Why are volumes for EUR:CRYPTO trading pairs so low? - asymmetry
Of the top ten EUR exchanges by volume (Bitfinex; Coinbase Pro; Bitinka; CoinsBank; Kraken; BitStamp; Exmo; Cryptonex; Bits Blockchain; xBTCe), only Kraken&#x27;s EUR:CRYPTO volume is more than its USD:CRYPTO volume USD22.7m:USD21.3m. For all the rest the relative EUR:CRYPTO vs USD:CRYPTO volumes are lower than 50% (2%; 11%; 43%; 41%; 52%; 13%; 17%; 38%; 23%; 17%, respectively). The deposit processes for Coinbase Pro, CoinsBank, and Kraken are all quite reasonable. The fees for deposits and withdrawals are in line with SEPA (0.15EUR-1%). Since we know people with EURs are trading crypto, then why are the volumes so low?
======
krageon
Anecdotally, these are too new / unfamiliar or were inaccessible for a while.
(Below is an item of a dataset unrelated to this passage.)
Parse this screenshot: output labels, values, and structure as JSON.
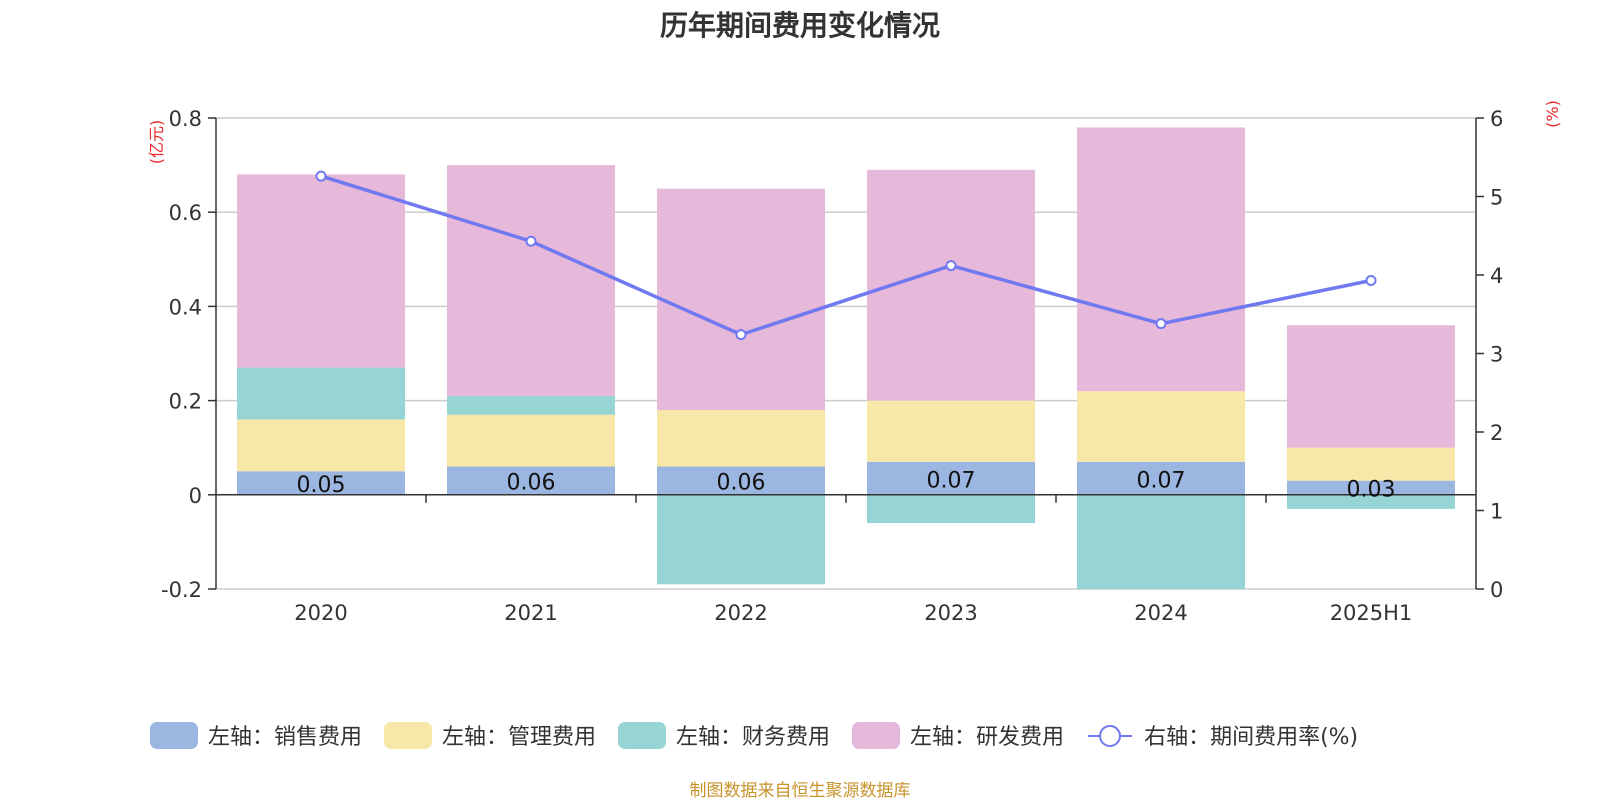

For the ones where this is not the case like coinbase, it's a company with a
well-known track record of being terrible to work with (hard to get money,
freezing accounts with no recourse, etc). It's much easier/safer to use
European alternatives that are based more locally, because those companies
will be crucified by the authorities for committing that kind of fraud. That's
a thought that lets you rest easy.

------
CamelCaseName
Winner take all effects to minimize slippage.